Citizen Groups Appeal For Information On Tucker County Data Center

Citizen groups are continuing their opposition to a microgrid energy facility in Tucker County.
Tucker United, West Virginia Highlands Conservancy, and Friends of Blackwater are appealing to the state’s Intermediate Court of Appeals to get more information about the proposed Ridgeline power plant in Tucker County. The groups originally appealed directly to the West Virginia Department of Environmental Protection and the Air Quality Board after the regulatory organizations approved redactions in Fundamental Data’s draft permit citing “trade secrets.”
Olivia Miller of the West Virginia Highlands Conservancy said information important to public safety like emissions data and design details are blacked out on the company’s permit application.
“From the start, the project has raised a lot of concerns,” she said. “Not just because of its potential pollution and size, but also because of how little the public has been allowed to know about it.”
The application makes no mention of what the Ridgeline facility will power, and Fundamental Data only confirmed the site will host a data center in response to reporting from the Wall Street Journal.
Miller points out that even less is known about the company than the construction project. Fundamental Data’s website boasts nothing more than a corporate logo and an automated chatbot. She worries about what this level of secrecy will mean for future data center projects, which lawmakers have been keen to support.
“Ultimately, this is about the larger potential data center build-out across the state,” she said “We know that this will see a terrible precedent, not just for Tucker County, but for communities all across West Virginia if permits are allowed to be so secretive, and for any company to hide pollution data under the guise of confidential business information.”

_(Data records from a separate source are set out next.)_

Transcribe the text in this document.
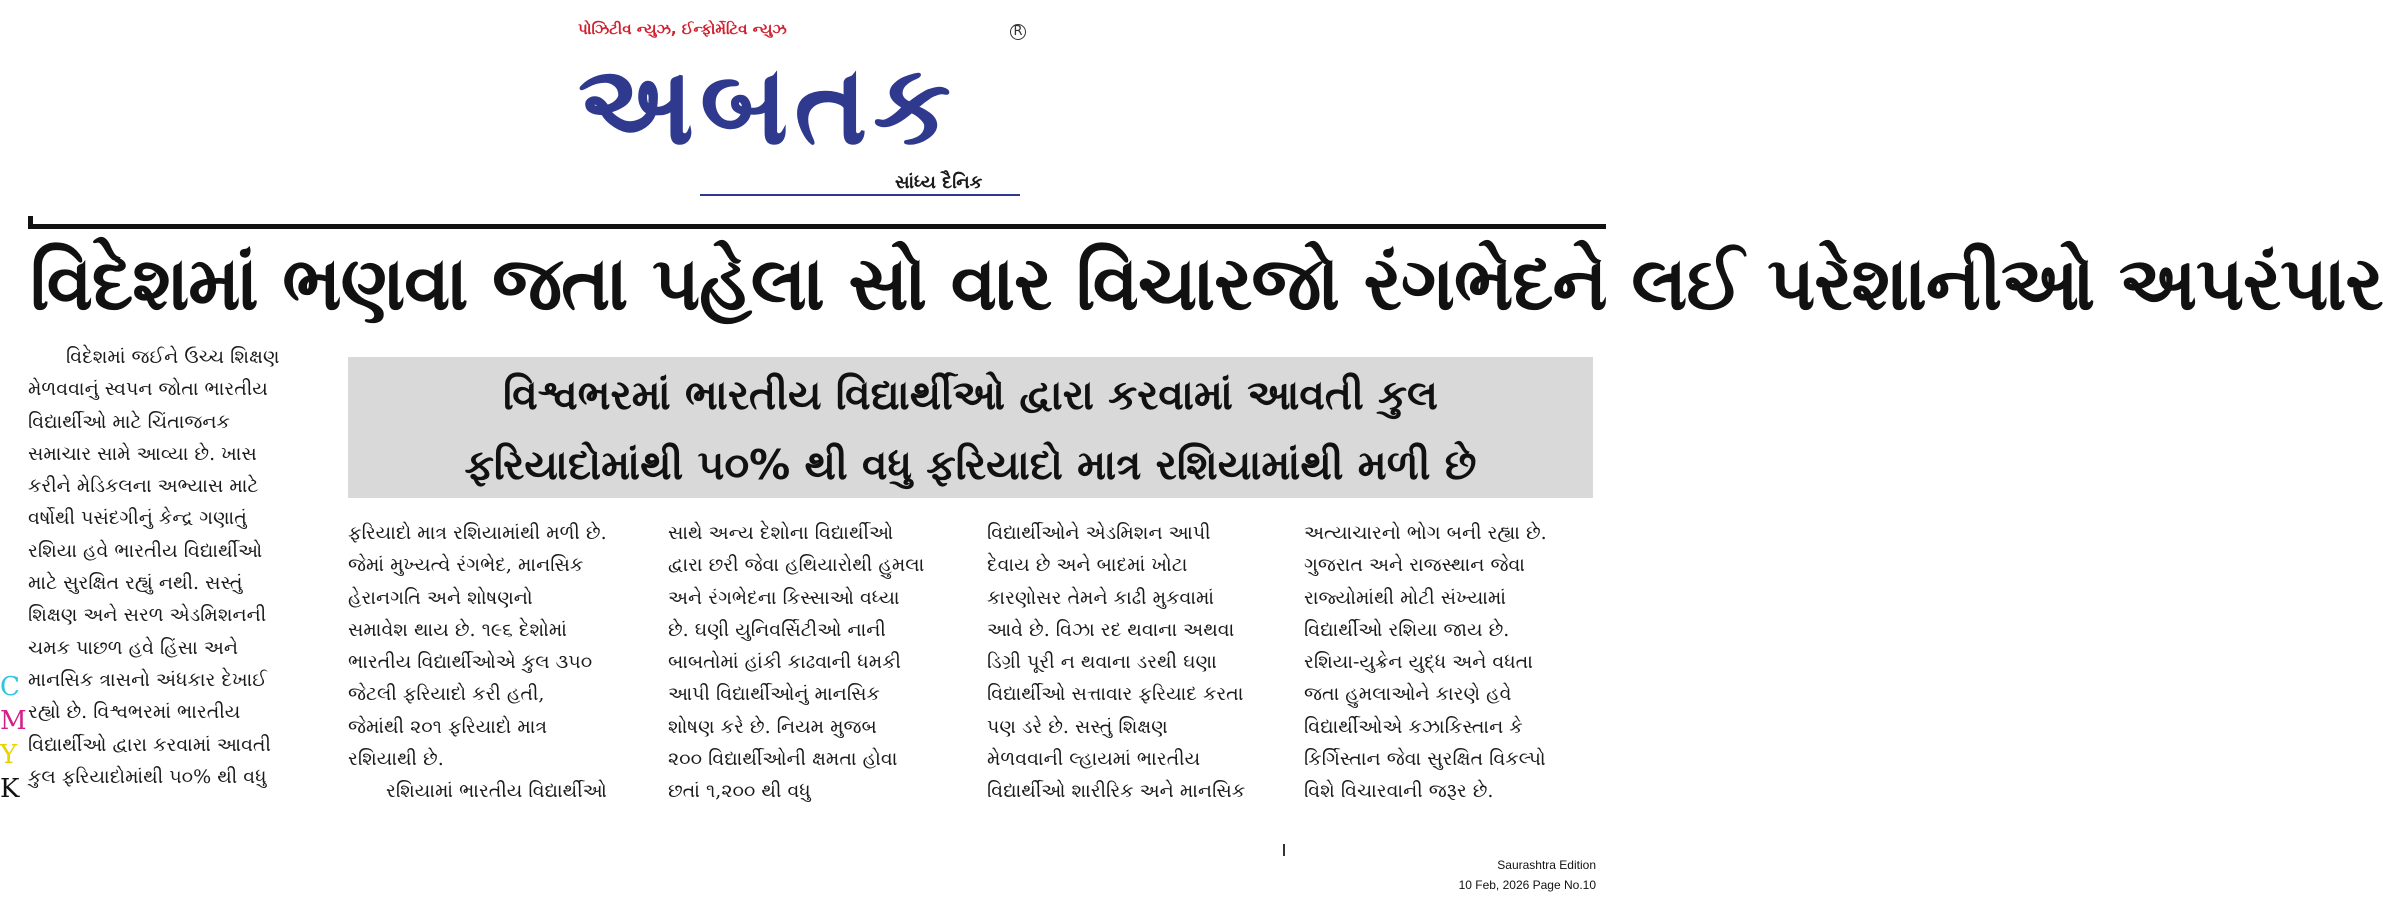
પોઝિટીવ ન્યુઝ, ઈન્ફોર્મેટિવ ન્યુઝ	R
અબતક
સાંધ્ય દૈનિક
વિદેશમાં ભણવા જતા પહેલા સો વાર વિચારજો રંગભેદને લઈ પરેશાનીઓ અપરંપાર

વિશ્વભરમાં ભારતીય વિદ્યાર્થીઓ દ્વારા કરવામાં આવતી કુલ

ફરિયાદોમાંથી ૫૦% થી વધુ ફરિયાદો માત્ર રશિયામાંથી મળી છે

વિદેશમાં જઈને ઉચ્ચ શિક્ષણ
મેળવવાનું સ્વપન જોતા ભારતીય
વિદ્યાર્થીઓ માટે ચિંતાજનક
સમાચાર સામે આવ્યા છે. ખાસ
કરીને મેડિકલના અભ્યાસ માટે
વર્ષોથી પસંદગીનું કેન્દ્ર ગણાતું
રશિયા હવે ભારતીય વિદ્યાર્થીઓ
માટે સુરક્ષિત રહ્યું નથી. સસ્તું
શિક્ષણ અને સરળ એડમિશનની
ચમક પાછળ હવે હિંસા અને
માનસિક ત્રાસનો અંધકાર દેખાઈ
રહ્યો છે. વિશ્વભરમાં ભારતીય
વિદ્યાર્થીઓ દ્વારા કરવામાં આવતી
કુલ ફરિયાદોમાંથી ૫૦% થી વધુ
ફરિયાદો માત્ર રશિયામાંથી મળી છે.
જેમાં મુખ્યત્વે રંગભેદ, માનસિક
હેરાનગતિ અને શોષણનો
સમાવેશ થાય છે. ૧૯૬ દેશોમાં
ભારતીય વિદ્યાર્થીઓએ કુલ ૩૫૦
જેટલી ફરિયાદો કરી હતી,
જેમાંથી ૨૦૧ ફરિયાદો માત્ર
રશિયાથી છે.
રશિયામાં ભારતીય વિદ્યાર્થીઓ
સાથે અન્ય દેશોના વિદ્યાર્થીઓ
દ્વારા છરી જેવા હથિયારોથી હુમલા
અને રંગભેદના કિસ્સાઓ વધ્યા
છે. ઘણી યુનિવર્સિટીઓ નાની
બાબતોમાં હાંકી કાઢવાની ધમકી
આપી વિદ્યાર્થીઓનું માનસિક
શોષણ કરે છે. નિયમ મુજબ
૨૦૦ વિદ્યાર્થીઓની ક્ષમતા હોવા
છતાં ૧,૨૦૦ થી વધુ
વિદ્યાર્થીઓને એડમિશન આપી
દેવાય છે અને બાદમાં ખોટા
કારણોસર તેમને કાઢી મુકવામાં
આવે છે. વિઝા રદ થવાના અથવા
ડિગ્રી પૂરી ન થવાના ડરથી ઘણા
વિદ્યાર્થીઓ સત્તાવાર ફરિયાદ કરતા
પણ ડરે છે. સસ્તું શિક્ષણ
મેળવવાની લ્હાયમાં ભારતીય
વિદ્યાર્થીઓ શારીરિક અને માનસિક
અત્યાચારનો ભોગ બની રહ્યા છે.
ગુજરાત અને રાજસ્થાન જેવા
રાજ્યોમાંથી મોટી સંખ્યામાં
વિદ્યાર્થીઓ રશિયા જાય છે.
રશિયા-યુક્રેન યુદ્ધ અને વધતા
જતા હુમલાઓને કારણે હવે
વિદ્યાર્થીઓએ કઝાકિસ્તાન કે
કિર્ગિસ્તાન જેવા સુરક્ષિત વિકલ્પો
વિશે વિચારવાની જરૂર છે.
C
M
Y
K
Saurashtra Edition
10 Feb, 2026 Page No.10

A different data center and microgrid project is already underway in Mingo County.
The intermediate court filing comes on the heels of a separate legal action in September when Tucker United, West Virginia Highlands Conservancy and Sierra Club challenged the DEP’s approval of the Ridgeline air quality permit, also citing excessive secrecy.
Nikki Forrester, spokesperson for Tucker United, said their original appeal was rejected in part because the Air Quality Board claimed they lacked jurisdiction to hear an appeal, as well as for being filed too early in the permitting process.
“This is really problematic because it means that people and the public didn’t have the ability to provide meaningful comments on this air quality permit when it was in its draft stage, and so we didn’t have the ability to submit those comments at a time when it mattered,” she said. “We also didn’t have the information we needed in order to really craft comments that address the specifics of the proposal, because there’s just so many unknowns about the project.”
Forrester said a hearing is scheduled for the appeal of the air quality permit application on Nov. 5 at 8:30 a.m. in Charleston.